Aber Gott ist grösser

Nicht erst seit hundert Jahren sind die Päpste Anwälte des Friedens

Friedensengel in MünchenDie Tagespost, 10. Juni 2014

Aber genau seit hundert Jahren hat ihr Werben globale Dimensionen. 1914 versuchte Papst Benedikt XV., die Grossmächte vor dem Sturz in den Abgrund des Ersten Weltkriegs zu bewahren. Vergeblich. Auch Pius XII. sprach sein “Mit dem Frieden ist nichts verloren. Aber durch Krieg kann alles verloren gehen” am Vorabend des Zweiten Weltkriegs ohne Erfolg.

Zwei Mal schlugen die Vereinigten Staaten von Amerika die Warnungen von Johannes Paul II. vor dem “unnützen Gemetzel” am Golf in den Wind – mit fatalen Folgen, nicht nur für die Christen im Irak.

Nur Johannes XXIII. war es beschieden, mit seiner Friedens-Enzyklika “Pacem in terris” etwas bewegt zu haben – zumindest sahen das Chruschtschow und der Kreml damals so. Dennoch: Es ist ein mühsames Geschäft, in der Welt als globaler Mahner zum Frieden aufzutreten. Aber es ist für die katholische Kirche als grösste Religionsgemeinschaft auf Erden auch sehr ehrenvoll, überall und von allen Seiten als Anwältin des Dialogs und der Versöhnung anerkannt zu werden. Wenn der Papst ruft – nach Assisi oder jetzt nach Rom –, dann kommen die friedenswilligen Vertreter der Religionen oder, wie an diesem Pfingstsonntag, der Staaten. Das ist ein starkes Signal, ohne das die Welt ärmer wäre.

Wer den israelisch-palästinensischen Konflikt analysiert, einschliesslich des jüngsten Schritts Israels, auf die Einheitsregierung der Palästinenser mit dem Bau weiterer Siedlungen zu antworten, mag zu dem Schluss kommen, dass diese dauerhafte Krisensituation nach menschlichem Ermessen nicht zu lösen ist. Somit ist das Gebetstreffen, zu dem Franziskus in den Vatikan eingeladen hatte, im Grunde ein Bekenntnis zu dem Schöpfergott, der der Herr der Welt und auch der Menschheitsgeschichte ist und den Frieden schenken kann, wenn man ihn demütig darum bittet. Anstatt jetzt darüber zu sinnieren, wie unvollständig oder defizitär der Gottesglaube von Muslimen oder Juden aus christlicher Sicht ist, sollte man sich vor Augen halten, dass die Vertreter aller drei abrahamitischen Religionen an den einen Gott glauben, der im Zweistromland wie auf dem Sinai machtvoll in die Geschichte der Menschen eingegriffen hat.
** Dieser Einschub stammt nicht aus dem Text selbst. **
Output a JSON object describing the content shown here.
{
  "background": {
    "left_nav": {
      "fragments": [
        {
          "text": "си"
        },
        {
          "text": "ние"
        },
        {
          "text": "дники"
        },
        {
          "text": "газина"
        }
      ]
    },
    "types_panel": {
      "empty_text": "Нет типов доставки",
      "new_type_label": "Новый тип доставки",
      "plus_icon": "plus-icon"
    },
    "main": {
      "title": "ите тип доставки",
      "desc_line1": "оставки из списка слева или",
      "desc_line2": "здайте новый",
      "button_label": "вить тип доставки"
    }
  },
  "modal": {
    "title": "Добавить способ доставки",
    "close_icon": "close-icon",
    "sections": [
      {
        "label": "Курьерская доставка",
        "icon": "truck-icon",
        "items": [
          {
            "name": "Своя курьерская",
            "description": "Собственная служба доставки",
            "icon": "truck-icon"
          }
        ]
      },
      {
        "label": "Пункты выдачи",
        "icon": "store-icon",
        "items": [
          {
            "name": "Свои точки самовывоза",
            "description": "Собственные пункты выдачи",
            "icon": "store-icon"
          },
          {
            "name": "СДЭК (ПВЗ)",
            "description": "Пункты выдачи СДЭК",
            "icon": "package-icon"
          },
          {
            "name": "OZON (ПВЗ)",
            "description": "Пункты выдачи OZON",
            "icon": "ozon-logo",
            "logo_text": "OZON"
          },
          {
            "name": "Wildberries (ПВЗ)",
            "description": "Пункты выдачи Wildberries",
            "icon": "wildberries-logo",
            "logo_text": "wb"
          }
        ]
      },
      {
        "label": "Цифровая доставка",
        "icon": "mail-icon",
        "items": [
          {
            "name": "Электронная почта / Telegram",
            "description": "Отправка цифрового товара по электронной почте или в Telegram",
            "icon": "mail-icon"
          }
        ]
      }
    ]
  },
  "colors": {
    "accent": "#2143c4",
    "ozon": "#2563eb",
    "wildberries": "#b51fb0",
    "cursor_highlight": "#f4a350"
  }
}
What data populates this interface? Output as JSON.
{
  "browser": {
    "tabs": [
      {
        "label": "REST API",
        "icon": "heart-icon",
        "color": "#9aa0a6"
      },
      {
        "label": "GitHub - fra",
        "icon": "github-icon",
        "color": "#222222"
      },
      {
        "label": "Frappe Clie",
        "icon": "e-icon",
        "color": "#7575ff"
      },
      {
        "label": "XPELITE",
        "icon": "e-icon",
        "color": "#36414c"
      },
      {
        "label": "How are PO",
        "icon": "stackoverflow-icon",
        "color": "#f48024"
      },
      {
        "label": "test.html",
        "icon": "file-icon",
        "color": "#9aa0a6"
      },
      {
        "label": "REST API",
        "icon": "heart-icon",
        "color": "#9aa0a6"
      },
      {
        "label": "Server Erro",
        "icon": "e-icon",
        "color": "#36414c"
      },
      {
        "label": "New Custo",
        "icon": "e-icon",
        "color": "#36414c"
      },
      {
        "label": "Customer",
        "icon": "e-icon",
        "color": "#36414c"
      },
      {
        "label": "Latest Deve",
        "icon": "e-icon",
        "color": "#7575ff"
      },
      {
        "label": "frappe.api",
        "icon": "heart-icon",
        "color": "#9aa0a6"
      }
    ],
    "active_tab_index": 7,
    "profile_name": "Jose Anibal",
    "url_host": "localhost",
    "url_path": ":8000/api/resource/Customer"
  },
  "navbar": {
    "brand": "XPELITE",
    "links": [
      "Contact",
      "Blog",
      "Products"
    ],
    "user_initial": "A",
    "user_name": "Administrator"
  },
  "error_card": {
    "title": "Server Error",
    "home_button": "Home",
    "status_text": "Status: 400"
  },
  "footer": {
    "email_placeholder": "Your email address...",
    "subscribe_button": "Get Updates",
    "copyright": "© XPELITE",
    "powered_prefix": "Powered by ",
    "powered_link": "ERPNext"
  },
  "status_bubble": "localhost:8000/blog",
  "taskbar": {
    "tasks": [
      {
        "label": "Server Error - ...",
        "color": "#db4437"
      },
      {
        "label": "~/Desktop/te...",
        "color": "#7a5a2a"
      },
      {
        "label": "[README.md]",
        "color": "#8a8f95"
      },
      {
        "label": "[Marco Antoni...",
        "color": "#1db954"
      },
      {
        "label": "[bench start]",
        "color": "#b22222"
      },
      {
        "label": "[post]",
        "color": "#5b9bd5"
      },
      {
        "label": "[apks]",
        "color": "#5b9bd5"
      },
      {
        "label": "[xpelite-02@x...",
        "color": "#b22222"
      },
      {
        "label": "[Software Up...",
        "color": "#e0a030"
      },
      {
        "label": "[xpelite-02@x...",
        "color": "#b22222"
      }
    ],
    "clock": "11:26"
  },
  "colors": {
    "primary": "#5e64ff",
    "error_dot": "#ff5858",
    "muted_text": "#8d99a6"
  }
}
Es gibt keinen Grund, das Trennende zu übersehen. Das gilt auch für die Christen. Wie weit ist Patriarch Bartholomaios davon entfernt, sein “orthodoxes Haus”, in dem er den Ehrenvorsitz führt, zu befrieden und zu versöhnen! Aber Gott ist grösser. Das ist die Botschaft, die von dem Gebetstreffen in den Vatikanischen Gärten ausgeht. Und für Gott ist kein Ding unmöglich. Es macht Sinn, den Herrn der Geschichte um den Frieden zwischen den Menschen zu bitten.

Wer ausser dem Papst kann heute diesen Glauben so machtvoll vor der ganzen Weltöffentlichkeit demonstrieren? Wenn es um die Heilsgeschichte, um den Aufbau des Reiches Gottes geht, liegt die Zukunft im Dunkeln und gibt lauter Rätsel auf. Da ist es ein Segen, dass die Friedensmissionen der Päpste so etwas wie ein Leuchtturm des Glaubens sind. Papst Franziskus steht da in bester Tradition. Da hat es viel düstere Zeiten für die Kirche gegeben. Ein Grund, dankbar zu sein.